Database Cardinality
COUNT(DISTINCT user_id) requires full table scan and hash table proportional to cardinality. HyperLogLog sketch streams once, fixed memory usage, good enough for query planning.
Real-time Analytics
Traditional approach: unbounded memory growth as unique items accumulate. Eventually crashes or drops old data.
HyperLogLog: fixed 16KB per metric, handles infinite streams, merges time windows, scales indefinitely.
Mathematics
Probability Distribution
Probability of 0 leading zeros: 50% Probability of 1 leading zero: 25% Probability of k leading zeros: 1/2^(k+1)

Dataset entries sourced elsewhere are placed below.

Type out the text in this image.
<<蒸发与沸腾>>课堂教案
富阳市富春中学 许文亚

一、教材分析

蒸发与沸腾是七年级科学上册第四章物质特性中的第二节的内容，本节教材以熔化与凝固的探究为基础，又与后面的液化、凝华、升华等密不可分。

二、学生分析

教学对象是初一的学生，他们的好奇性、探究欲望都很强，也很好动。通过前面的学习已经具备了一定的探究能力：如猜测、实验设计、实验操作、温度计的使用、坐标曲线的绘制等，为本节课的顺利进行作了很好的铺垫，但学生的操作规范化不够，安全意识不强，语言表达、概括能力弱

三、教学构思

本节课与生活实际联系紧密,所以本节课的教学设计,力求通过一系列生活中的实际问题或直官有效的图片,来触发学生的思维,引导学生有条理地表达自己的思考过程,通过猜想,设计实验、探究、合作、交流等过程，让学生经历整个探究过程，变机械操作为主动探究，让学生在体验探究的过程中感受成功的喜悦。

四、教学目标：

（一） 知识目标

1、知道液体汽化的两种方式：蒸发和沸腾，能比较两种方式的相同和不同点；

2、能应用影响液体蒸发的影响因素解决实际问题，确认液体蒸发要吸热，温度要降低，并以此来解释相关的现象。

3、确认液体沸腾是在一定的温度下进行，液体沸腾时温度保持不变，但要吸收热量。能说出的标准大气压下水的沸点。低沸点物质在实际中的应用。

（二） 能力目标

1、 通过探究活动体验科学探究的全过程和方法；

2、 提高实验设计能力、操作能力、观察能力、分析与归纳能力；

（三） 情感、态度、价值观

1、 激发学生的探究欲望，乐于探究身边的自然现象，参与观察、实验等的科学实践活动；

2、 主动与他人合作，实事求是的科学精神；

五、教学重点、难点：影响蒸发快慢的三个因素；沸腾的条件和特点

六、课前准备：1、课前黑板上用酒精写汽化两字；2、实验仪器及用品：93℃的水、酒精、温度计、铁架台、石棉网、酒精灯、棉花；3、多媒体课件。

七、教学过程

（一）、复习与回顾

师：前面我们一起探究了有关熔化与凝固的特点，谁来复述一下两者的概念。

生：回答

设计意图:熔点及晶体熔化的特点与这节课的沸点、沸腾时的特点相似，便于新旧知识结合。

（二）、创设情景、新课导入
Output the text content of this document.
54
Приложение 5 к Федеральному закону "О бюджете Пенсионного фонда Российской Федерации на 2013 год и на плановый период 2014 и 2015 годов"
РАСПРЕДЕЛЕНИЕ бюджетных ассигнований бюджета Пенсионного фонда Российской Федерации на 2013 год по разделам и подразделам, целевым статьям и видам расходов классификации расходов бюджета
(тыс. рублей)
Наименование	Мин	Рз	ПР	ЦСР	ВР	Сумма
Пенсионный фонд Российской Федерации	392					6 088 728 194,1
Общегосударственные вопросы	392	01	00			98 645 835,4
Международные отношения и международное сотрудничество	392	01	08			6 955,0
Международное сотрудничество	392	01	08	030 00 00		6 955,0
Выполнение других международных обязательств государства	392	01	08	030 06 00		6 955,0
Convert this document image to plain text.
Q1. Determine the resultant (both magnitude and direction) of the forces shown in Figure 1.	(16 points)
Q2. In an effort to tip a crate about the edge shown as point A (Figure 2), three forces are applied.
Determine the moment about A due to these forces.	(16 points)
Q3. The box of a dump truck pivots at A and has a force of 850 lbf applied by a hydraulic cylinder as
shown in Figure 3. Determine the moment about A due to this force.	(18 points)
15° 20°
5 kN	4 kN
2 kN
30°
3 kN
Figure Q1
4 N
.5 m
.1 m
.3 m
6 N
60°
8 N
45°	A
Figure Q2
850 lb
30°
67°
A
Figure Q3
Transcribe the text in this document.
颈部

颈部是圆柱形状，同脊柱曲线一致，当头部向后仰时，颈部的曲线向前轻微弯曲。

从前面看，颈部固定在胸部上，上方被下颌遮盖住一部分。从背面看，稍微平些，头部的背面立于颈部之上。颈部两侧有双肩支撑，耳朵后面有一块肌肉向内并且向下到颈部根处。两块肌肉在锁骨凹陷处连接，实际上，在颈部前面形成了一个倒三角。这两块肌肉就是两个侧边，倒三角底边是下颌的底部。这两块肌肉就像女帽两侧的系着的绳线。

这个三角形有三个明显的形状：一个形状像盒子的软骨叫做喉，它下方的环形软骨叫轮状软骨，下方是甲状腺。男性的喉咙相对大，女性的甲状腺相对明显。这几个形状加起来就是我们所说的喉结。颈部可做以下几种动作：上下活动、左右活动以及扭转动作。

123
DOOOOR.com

If you observe k leading zeros maximum, expected cardinality is approximately 2^(k+1).
Register Array
m registers (typically 2^14 = 16,384), each stores maximum leading zeros seen for its bucket. Total memory ~16KB regardless of cardinality.
Error Bounds
Standard error: 1.04/√m. With 16,384 registers: ~0.81% error. Error is proportional to 1/√m, so quadrupling registers halves the error.
Advanced Techniques
Bias Correction
Small cardinalities overestimate. Use empirical bias correction tables for the 0-10k range, smooth transition to normal formula above that.
Sparse Representation
Early in a sketch, few registers are non-zero. Store only non-zero registers until dense representation becomes more efficient.
Merging Sketches
Combine sketches via element-wise maximum of registers. Union works perfectly, intersection is approximate.
HyperLogLog++
Google’s improvements: better hash function (64-bit), improved bias correction, sparse representation. Same memory, higher accuracy.
Common Challenges
Hash Function Quality
Bad hash = bad estimates. Sequential IDs poorly hashed produce massive errors. Use MurmurHash3 or similar quality hash functions.
Merge Precision Loss
Merging increases error slightly. Individual exact counts cannot be recovered from union. Design queries for approximate answers.
Cardinality Only
HyperLogLog counts unique items. It cannot tell you which items, or answer “how many red items”. Only the count of distinct values.
Update-Only Nature
Items cannot be removed. Deletions would require knowing if any items remain with that hash. Use time-bucketed sketches for sliding windows.
When HyperLogLog Works
HyperLogLog fits:
- Unique counting where exactness isn’t required
- Memory-constrained environments
- Streaming data with infinite cardinality
- Scenarios where 2% error is acceptable
HyperLogLog fails for:
- Applications requiring exact counts
- Small cardinalities where bias correction matters more
- When you need the actual items, not just counts
Decision Rules
Use HyperLogLog when:
- You need to count uniques at scale
- 2% error is acceptable
- Memory is constrained
- You’re counting streaming data
Use exact counting when:
- Accuracy must be 100%
- Dataset is small enough for exact counting
- You need to know which items exist
- Regulatory requirements mandate exactness
The drones observe patterns. Maximum leading zeros indicates crowd size. Probabilistic counting becomes practical.